Back in January this year we commented on a technique known as Retzius-sparing radical prostatectomy, which — according to its advocates — is said to facilitate recovery of erectile function post-surgery. However, we also noted that, as with many other new surgical techniques, it takes time to learn to do well.

One of the initial developers of this technique is Dr. Koon Ho Rha of the Yonsei University College of Medicine in Seoul, Korea. In a recently published paper, Dr. Rha and colleagues (see here) have just reported data on a cohort of 359 consecutive, non-metastatic patients with prostate cancer — all treated by Retzius-sparing, robot-assisted laparoscopic radical prostatectomy (RALP) between November 2012 and November 2016 — with specific reference to their risk for biochemical recurrence.

Based on the National Comprehensive Cancer Network prostate cancer risk classification, the authors state that:

  • 164/359 patients (45.7 percent) had high‐ or very high‐risk prostate cancer.
  • No patient received any form of adjuvant therapy until biochemical recurrence could be formally documented.

At an average (median) follow-up of 26 months (i.e., just over 2 years)

  • The overall biochemical recurrence rate was 14.8 percent.
  • Average (median) time to biochemical recurrence was 11 months.
  • The actuarial probability of biochemical recurrence‐free survival at 3 years was
    • 71.2 percent for very high-risk patients
    • 72.1 percent for high-risk patients
    • 88.7 percent for intermediate-risk patients
    • 82.3 percent for low-risk patients
    • 95.7 percent for very low‐risk patients
  • On multivariable analysis,the following markers were all statistically significant indicators of risk for biochemical recurrence:
    • Preoperative PSA level (hazard ratio [HR] = 1.03)
    • Percentage of maximum core involvement on biopsy (HR = 1.02)
    • Clinical stage ≥ T3a (HR = 2.12)
  • The following two measures were the key (and statistically significant) pathological and postoperative predictors of biochemical recurrence:
    • Pathological Gleason score ≥ 8 (HR = 5.63)
    • Pathological tumor volume (HR =1.08)

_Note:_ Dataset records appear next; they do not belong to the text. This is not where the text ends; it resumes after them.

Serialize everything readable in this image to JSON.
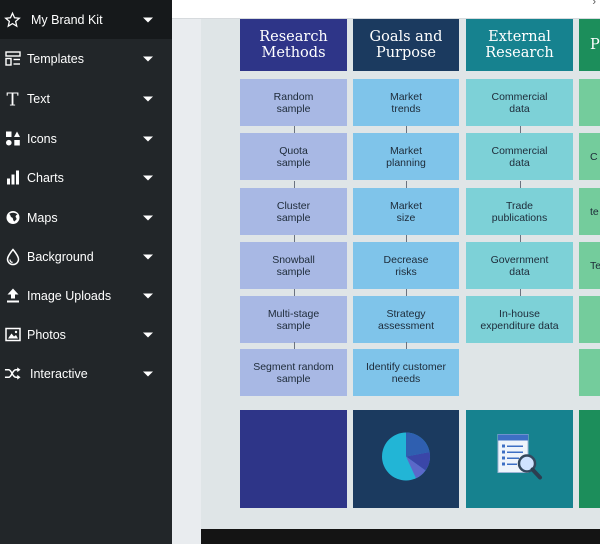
{
  "sidebar": {
    "items": [
      {
        "label": "My Brand Kit",
        "icon": "star-icon"
      },
      {
        "label": "Templates",
        "icon": "templates-icon"
      },
      {
        "label": "Text",
        "icon": "text-icon"
      },
      {
        "label": "Icons",
        "icon": "shapes-icon"
      },
      {
        "label": "Charts",
        "icon": "bar-chart-icon"
      },
      {
        "label": "Maps",
        "icon": "globe-icon"
      },
      {
        "label": "Background",
        "icon": "droplet-icon"
      },
      {
        "label": "Image Uploads",
        "icon": "upload-icon"
      },
      {
        "label": "Photos",
        "icon": "photo-icon"
      },
      {
        "label": "Interactive",
        "icon": "shuffle-icon"
      }
    ]
  },
  "canvas": {
    "columns": [
      {
        "title": "Research\nMethods",
        "header_color": "#2e3588",
        "cell_color": "#a8b8e4",
        "footer_color": "#2e3588",
        "footer_icon": "",
        "cells": [
          "Random\nsample",
          "Quota\nsample",
          "Cluster\nsample",
          "Snowball\nsample",
          "Multi-stage\nsample",
          "Segment random\nsample"
        ]
      },
      {
        "title": "Goals and\nPurpose",
        "header_color": "#1b3a5f",
        "cell_color": "#7fc4ea",
        "footer_color": "#1b3a5f",
        "footer_icon": "pie-chart-icon",
        "cells": [
          "Market\ntrends",
          "Market\nplanning",
          "Market\nsize",
          "Decrease\nrisks",
          "Strategy\nassessment",
          "Identify customer\nneeds"
        ]
      },
      {
        "title": "External\nResearch",
        "header_color": "#16828f",
        "cell_color": "#7dd1d7",
        "footer_color": "#16828f",
        "footer_icon": "document-search-icon",
        "cells": [
          "Commercial\ndata",
          "Commercial\ndata",
          "Trade\npublications",
          "Government\ndata",
          "In-house\nexpenditure data"
        ]
      },
      {
        "title": "P",
        "header_color": "#1c8e5b",
        "cell_color": "#74cc9c",
        "footer_color": "#1c8e5b",
        "footer_icon": "",
        "cells": [
          "",
          "C",
          "te",
          "Te",
          "",
          ""
        ]
      }
    ]
  }
}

The authors conclude that:

Retzius‐sparing robot‐assisted radical prostatectomy confers effective biochemical recurrence control at the mid‐term follow‐up period. Preoperative prostate‐specific antigen, advanced clinical stage and higher Gleason score were important predictors of biochemical recurrence after Retzius‐sparing robot‐assisted radical prostatectomy. Long‐term oncological safety still needs to be established.

Clearly there is a way to go before we will have enough data to tell us whether Retzius-sparing RALP offers a new standard in surgical technique for the treatment of localized prostate cancer. However, we note that nearly half of the patients in this cohort had high or very high-risk prostate cancer at time of diagnosis and still had 3-year biochemical recurrence rates of > 70 percent. If these patients also had good rates of recovery of erectile function post-surgery, then the Retzius-sparing technique woulds appear to hold promise for the treatment of men with clinically significant disease who wish to be treated with first-line surgery.